Class Day at Ashton always came on a Friday with Commencement the following Wednesday, and although the undergraduates were not generally expected to remain over for the latter event, they all took great interest in the former and made it the gala day of the year. Each girl had the privilege of inviting as many guests as she wished, but it pretty generally narrowed down to one, except in the case of the graduates who had all their mothers and fathers and brothers and sisters, uncles and aunts, cousins, and friends to entertain besides "the one" who generally hung around in the background, endeavoring to be gracious when the opportunity presented itself.

On the night before Class Day, Jean and Elizabeth were busy in their room with their clothes for the following day. Jean was not satisfied with Elizabeth's hat which she had brought out from town that very afternoon. "Now, Elizabeth, do your hair low as you intend to wear it to-morrow and let me see what I can do in the way of trimming hats. I don't like this shape at all the way it is now. It's not at all becoming, and I want you to look your prettiest to-morrow. The roses are a beautiful pink, but they want to come down lower on the hat."

While she was talking, Elizabeth had been fixing her hair and had coiled it low on her neck. "Does that suit your Majesty now? You're altogether too fussy about my personal appearance. Who do you suppose will notice me in all the crowd? If I had a man coming over from Harvard or Yale it would be different, but wandering about by myself no one will know whether my hair is up or down or whether my hat is the latest thing from New York or trimmed at home by the country milliner."

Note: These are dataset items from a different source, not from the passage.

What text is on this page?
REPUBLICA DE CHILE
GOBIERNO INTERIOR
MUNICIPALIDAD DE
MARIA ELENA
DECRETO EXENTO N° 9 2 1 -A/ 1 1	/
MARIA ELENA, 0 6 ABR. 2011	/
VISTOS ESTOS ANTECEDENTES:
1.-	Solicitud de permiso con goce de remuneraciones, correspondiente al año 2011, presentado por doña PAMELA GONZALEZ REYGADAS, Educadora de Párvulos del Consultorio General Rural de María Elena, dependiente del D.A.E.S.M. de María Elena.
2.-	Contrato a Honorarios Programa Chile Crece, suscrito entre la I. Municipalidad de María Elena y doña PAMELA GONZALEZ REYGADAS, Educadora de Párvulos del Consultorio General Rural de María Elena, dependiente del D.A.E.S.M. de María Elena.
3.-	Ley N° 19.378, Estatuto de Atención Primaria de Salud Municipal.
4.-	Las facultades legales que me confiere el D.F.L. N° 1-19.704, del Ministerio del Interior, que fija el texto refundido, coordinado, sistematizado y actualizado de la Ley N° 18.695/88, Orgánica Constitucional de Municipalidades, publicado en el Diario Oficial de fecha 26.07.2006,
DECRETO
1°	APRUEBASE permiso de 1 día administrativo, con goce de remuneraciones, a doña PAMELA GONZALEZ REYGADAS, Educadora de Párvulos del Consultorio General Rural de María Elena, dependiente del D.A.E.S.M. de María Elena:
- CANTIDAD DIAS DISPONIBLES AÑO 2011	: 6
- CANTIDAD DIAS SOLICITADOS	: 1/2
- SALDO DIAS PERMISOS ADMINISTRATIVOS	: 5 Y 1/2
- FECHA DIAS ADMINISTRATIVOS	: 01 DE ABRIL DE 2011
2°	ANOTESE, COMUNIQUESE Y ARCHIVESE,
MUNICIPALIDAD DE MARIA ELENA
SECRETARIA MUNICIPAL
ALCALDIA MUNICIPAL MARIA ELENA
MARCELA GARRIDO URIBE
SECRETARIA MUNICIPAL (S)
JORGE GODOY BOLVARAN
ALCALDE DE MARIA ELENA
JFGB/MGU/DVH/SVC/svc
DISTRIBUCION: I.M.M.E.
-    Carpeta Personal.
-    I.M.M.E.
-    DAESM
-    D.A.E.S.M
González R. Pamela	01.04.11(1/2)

"Why, Elizabeth, how can you talk so? Remember Tom is going to be your guest as well as mine. We three are going to do things together, so you'd better make up your mind to look your prettiest, for Tom is mighty particular when it comes to girls. There, your hair looks much better and the hat fits down closer to your head. I'm going to take off the bow and put it on the other side after I've put the roses down flat around the crown. They're too stiff, sticking up in the air. Now look in the glass and see how you like the effect."

"Oh, it does look ever so much better, Jean. Just stick in some pins where you want things to go and I'll do the sewing."

"No, you won't; I'm going to finish it. Who says I can't trim hats?"

Just then there came a vigorous knock at the study door. Jean seized the hat from Elizabeth's head, and still holding it in her hand hastened out into the other room just as Peggy Allison, acting upon Jean's cordial, "Come in," entered the room.

"Going into the hat business, Jean? I wish you'd take a look at my hat. I'm awfully disappointed in it now that I've got it out here. It doesn't look at all as I expected it would. Guess it will have to do, though. I haven't time to bother with another. That's the trouble with waiting until the last moment to do things, but I do hate buying hats in Boston. What time do you expect Tom, Jean?"

"He's coming over from New York on the midnight, so he'll probably be out here between ten and eleven o'clock. I told him there was no need of coming before ten, anyway, and I'll be busy until that time with our chain, for we have left part of it until morning to finish, as our daisies gave out. Is your part finished?"